Monday, July 21, 2008

Arrows of Chance

"When did you feel the most free? Write about it."

San Sebastian. A night train into the city left me with a traveler's hangover. You go through the motions after a while, just like everything else, except when you're backpacking a stranger in more than one strange land, you must remember how vulnerable you really are once you step off that train. This is not what the travel guides described. This is not what I thought I'd write home about. I suppose this is where I shed the romantic hue to it all. The beginning of the end. There are always fellow backpackers to befriend along the way, but it was somewhere along the transfer of trains on course to San Sebastian that the feeling of solitary existence hit me. Everyone had their separate destination, taking another train to another site. I tried best to avoid the worn backpacker's trails through these destinations, which often led me to the mundane. Definitely not what my family expected to hear about. 'Not all who are wandering are lost' was the axiom that repeated through my head as I scraped the most out of those traveler's mistakes I frequently made. That's what you get when you opt for the road not taken. There's no romanticism to latch onto when you're out of money and still feeling unsatisfied.

But San Sebastian lay there. I tumbled out of the train like a drunkard looking for the next den of indemnity. There was nothing that this morning in this sleepy port town could offer a weary traveler. I sought refuge much the same way I had always done as a runner: look for high ground and conquer it. I found the highest point, Urgull, and cut through every small alley to reach it. A stranger wandering through Basque neighborhoods at 6:30 in the morning hardly seemed the image I wanted to send the locals. Still, the doors remained closed as I passed through, climbing higher.

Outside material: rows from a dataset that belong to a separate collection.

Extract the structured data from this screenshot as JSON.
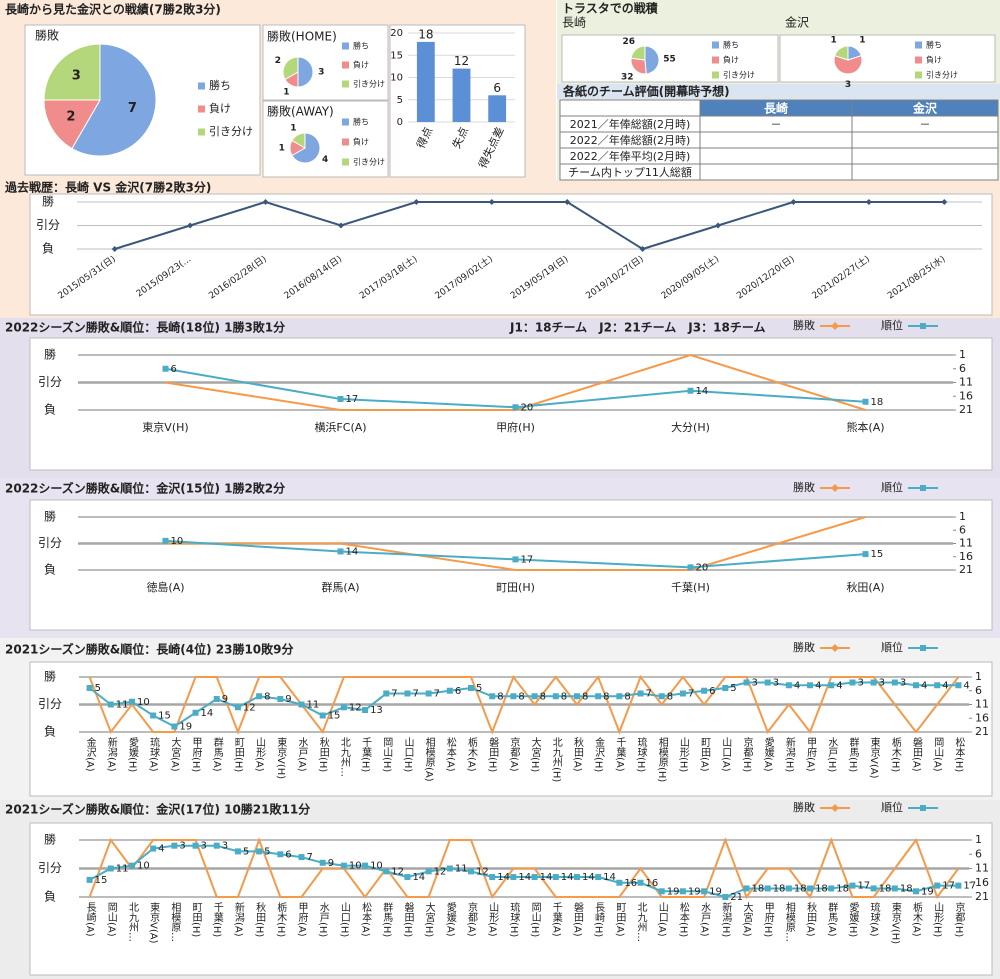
{
  "panels": [
    {
      "title": "長崎から見た金沢との戦績(7勝2敗3分)"
    },
    {
      "title": "トラスタでの戦積"
    }
  ],
  "chart_data": [
    {
      "type": "pie",
      "title": "勝敗",
      "categories": [
        "勝ち",
        "負け",
        "引き分け"
      ],
      "values": [
        7,
        2,
        3
      ],
      "colors": [
        "#7ea6e0",
        "#f08c8c",
        "#b5d77b"
      ]
    },
    {
      "type": "pie",
      "title": "勝敗(HOME)",
      "categories": [
        "勝ち",
        "負け",
        "引き分け"
      ],
      "values": [
        3,
        1,
        2
      ],
      "colors": [
        "#7ea6e0",
        "#f08c8c",
        "#b5d77b"
      ]
    },
    {
      "type": "pie",
      "title": "勝敗(AWAY)",
      "categories": [
        "勝ち",
        "負け",
        "引き分け"
      ],
      "values": [
        4,
        1,
        1
      ],
      "colors": [
        "#7ea6e0",
        "#f08c8c",
        "#b5d77b"
      ]
    },
    {
      "type": "bar",
      "categories": [
        "得点",
        "失点",
        "得失点差"
      ],
      "values": [
        18,
        12,
        6
      ],
      "color": "#5b8fd6",
      "ylim": [
        0,
        20
      ],
      "yticks": [
        0,
        5,
        10,
        15,
        20
      ],
      "grid": true
    },
    {
      "type": "pie",
      "title": "長崎",
      "categories": [
        "勝ち",
        "負け",
        "引き分け"
      ],
      "values": [
        55,
        32,
        26
      ],
      "colors": [
        "#7ea6e0",
        "#f08c8c",
        "#b5d77b"
      ]
    },
    {
      "type": "pie",
      "title": "金沢",
      "categories": [
        "勝ち",
        "負け",
        "引き分け"
      ],
      "values": [
        1,
        3,
        1
      ],
      "colors": [
        "#7ea6e0",
        "#f08c8c",
        "#b5d77b"
      ]
    },
    {
      "type": "line",
      "title": "過去戦歴：長崎 VS 金沢(7勝2敗3分)",
      "categories": [
        "2015/05/31(日)",
        "2015/09/23(…",
        "2016/02/28(日)",
        "2016/08/14(日)",
        "2017/03/18(土)",
        "2017/09/02(土)",
        "2019/05/19(日)",
        "2019/10/27(日)",
        "2020/09/05(土)",
        "2020/12/20(日)",
        "2021/02/27(土)",
        "2021/08/25(水)"
      ],
      "values": [
        -1,
        0,
        1,
        0,
        1,
        1,
        1,
        -1,
        0,
        1,
        1,
        1
      ],
      "color": "#3a5779",
      "ylim": [
        -1,
        1
      ],
      "yticks": [
        {
          "value": 1,
          "label": "勝"
        },
        {
          "value": 0,
          "label": "引分"
        },
        {
          "value": -1,
          "label": "負"
        }
      ],
      "grid": true
    },
    {
      "type": "combo",
      "title": "2022シーズン勝敗&順位：長崎(18位) 1勝3敗1分",
      "subtitle": "J1：18チーム　J2：21チーム　J3：18チーム",
      "categories": [
        "東京V(H)",
        "横浜FC(A)",
        "甲府(H)",
        "大分(H)",
        "熊本(A)"
      ],
      "series": [
        {
          "name": "勝敗",
          "color": "#f59a4a",
          "values": [
            0,
            -1,
            -1,
            1,
            -1
          ]
        },
        {
          "name": "順位",
          "color": "#4bacc6",
          "values": [
            6,
            17,
            20,
            14,
            18
          ],
          "axis": "y2"
        }
      ],
      "ylim": [
        -1,
        1
      ],
      "yticks": [
        {
          "value": 1,
          "label": "勝"
        },
        {
          "value": 0,
          "label": "引分"
        },
        {
          "value": -1,
          "label": "負"
        }
      ],
      "y2lim": [
        21,
        1
      ],
      "y2ticks": [
        1,
        6,
        11,
        16,
        21
      ],
      "grid": true
    },
    {
      "type": "combo",
      "title": "2022シーズン勝敗&順位：金沢(15位) 1勝2敗2分",
      "categories": [
        "徳島(A)",
        "群馬(A)",
        "町田(H)",
        "千葉(H)",
        "秋田(A)"
      ],
      "series": [
        {
          "name": "勝敗",
          "color": "#f59a4a",
          "values": [
            0,
            0,
            -1,
            -1,
            1
          ]
        },
        {
          "name": "順位",
          "color": "#4bacc6",
          "values": [
            10,
            14,
            17,
            20,
            15
          ],
          "axis": "y2"
        }
      ],
      "ylim": [
        -1,
        1
      ],
      "yticks": [
        {
          "value": 1,
          "label": "勝"
        },
        {
          "value": 0,
          "label": "引分"
        },
        {
          "value": -1,
          "label": "負"
        }
      ],
      "y2lim": [
        21,
        1
      ],
      "y2ticks": [
        1,
        6,
        11,
        16,
        21
      ],
      "grid": true
    },
    {
      "type": "combo",
      "title": "2021シーズン勝敗&順位：長崎(4位) 23勝10敗9分",
      "categories": [
        "金沢(A)",
        "新潟(A)",
        "愛媛(H)",
        "琉球(A)",
        "大宮(A)",
        "甲府(H)",
        "群馬(A)",
        "町田(H)",
        "山形(A)",
        "東京V(H)",
        "水戸(A)",
        "秋田(H)",
        "北九州…",
        "千葉(H)",
        "岡山(H)",
        "山口(H)",
        "相模原(A)",
        "松本(A)",
        "栃木(A)",
        "磐田(H)",
        "京都(A)",
        "大宮(H)",
        "北九州(H)",
        "秋田(A)",
        "金沢(H)",
        "千葉(A)",
        "琉球(H)",
        "相模原(H)",
        "山形(H)",
        "町田(A)",
        "山口(A)",
        "京都(H)",
        "愛媛(A)",
        "新潟(H)",
        "甲府(A)",
        "水戸(H)",
        "群馬(H)",
        "東京V(A)",
        "栃木(H)",
        "磐田(A)",
        "岡山(A)",
        "松本(H)"
      ],
      "series": [
        {
          "name": "勝敗",
          "color": "#f59a4a",
          "values": [
            1,
            -1,
            0,
            -1,
            -1,
            1,
            1,
            -1,
            1,
            1,
            0,
            -1,
            1,
            1,
            1,
            1,
            1,
            1,
            1,
            -1,
            1,
            0,
            1,
            0,
            1,
            -1,
            1,
            0,
            1,
            0,
            1,
            1,
            -1,
            0,
            -1,
            1,
            1,
            1,
            0,
            -1,
            0,
            1
          ]
        },
        {
          "name": "順位",
          "color": "#4bacc6",
          "values": [
            5,
            11,
            10,
            15,
            19,
            14,
            9,
            12,
            8,
            9,
            11,
            15,
            12,
            13,
            7,
            7,
            7,
            6,
            5,
            8,
            8,
            8,
            8,
            8,
            8,
            8,
            7,
            8,
            7,
            6,
            5,
            3,
            3,
            4,
            4,
            4,
            3,
            3,
            3,
            4,
            4,
            4
          ],
          "axis": "y2"
        }
      ],
      "ylim": [
        -1,
        1
      ],
      "yticks": [
        {
          "value": 1,
          "label": "勝"
        },
        {
          "value": 0,
          "label": "引分"
        },
        {
          "value": -1,
          "label": "負"
        }
      ],
      "y2lim": [
        21,
        1
      ],
      "y2ticks": [
        1,
        6,
        11,
        16,
        21
      ],
      "grid": true
    },
    {
      "type": "combo",
      "title": "2021シーズン勝敗&順位：金沢(17位) 10勝21敗11分",
      "categories": [
        "長崎(A)",
        "岡山(A)",
        "北九州…",
        "東京V(A)",
        "相模原…",
        "町田(H)",
        "千葉(H)",
        "新潟(A)",
        "秋田(H)",
        "栃木(H)",
        "甲府(A)",
        "水戸(H)",
        "山口(H)",
        "松本(A)",
        "群馬(H)",
        "磐田(H)",
        "大宮(H)",
        "愛媛(A)",
        "京都(A)",
        "山形(A)",
        "琉球(H)",
        "岡山(H)",
        "千葉(A)",
        "磐田(A)",
        "長崎(H)",
        "町田(A)",
        "北九州…",
        "山口(A)",
        "松本(H)",
        "水戸(A)",
        "新潟(H)",
        "大宮(A)",
        "甲府(H)",
        "相模原…",
        "秋田(A)",
        "群馬(A)",
        "愛媛(H)",
        "琉球(A)",
        "東京V(H)",
        "栃木(A)",
        "山形(H)",
        "京都(H)"
      ],
      "series": [
        {
          "name": "勝敗",
          "color": "#f59a4a",
          "values": [
            -1,
            1,
            0,
            1,
            1,
            1,
            -1,
            -1,
            1,
            -1,
            -1,
            0,
            0,
            -1,
            0,
            -1,
            -1,
            1,
            1,
            -1,
            0,
            0,
            -1,
            -1,
            -1,
            -1,
            0,
            -1,
            -1,
            -1,
            1,
            -1,
            0,
            0,
            -1,
            1,
            -1,
            -1,
            0,
            1,
            -1,
            0
          ]
        },
        {
          "name": "順位",
          "color": "#4bacc6",
          "values": [
            15,
            11,
            10,
            4,
            3,
            3,
            3,
            5,
            5,
            6,
            7,
            9,
            10,
            10,
            12,
            14,
            12,
            11,
            12,
            14,
            14,
            14,
            14,
            14,
            14,
            16,
            16,
            19,
            19,
            19,
            21,
            18,
            18,
            18,
            18,
            18,
            17,
            18,
            18,
            19,
            17,
            17
          ],
          "axis": "y2"
        }
      ],
      "ylim": [
        -1,
        1
      ],
      "yticks": [
        {
          "value": 1,
          "label": "勝"
        },
        {
          "value": 0,
          "label": "引分"
        },
        {
          "value": -1,
          "label": "負"
        }
      ],
      "y2lim": [
        21,
        1
      ],
      "y2ticks": [
        1,
        6,
        11,
        16,
        21
      ],
      "grid": true
    }
  ],
  "table": {
    "title": "各紙のチーム評価(開幕時予想)",
    "header": [
      "長崎",
      "金沢"
    ],
    "rows": [
      [
        "2021／年俸総額(2月時)",
        "－",
        "－"
      ],
      [
        "2022／年俸総額(2月時)"
      ],
      [
        "2022／年俸平均(2月時)"
      ],
      [
        "チーム内トップ11人総額"
      ]
    ]
  }
}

I finally reached the peak as the sun began its mark on the day. It was then that I had that Whitman-esque connection with it all. The quiet of the earth, the vastness of the sea, the arch of the rainbow--all left me feeling that it was all worth it. My sense of freedom was born from initial feelings of loneliness and despair. No matter how hard I tried to break away from the beaten backpacker's path, there were always fellow travelers with me headed in the same direction. Not on this day. Not a traveler's soul in sight. I was the only creature awake up on that mountain as I looked over the bay of San Sebastian. This was freedom, even for a moment until the world around me awoke, until the others caught up with me, until I decided to return to the mortal minutia below.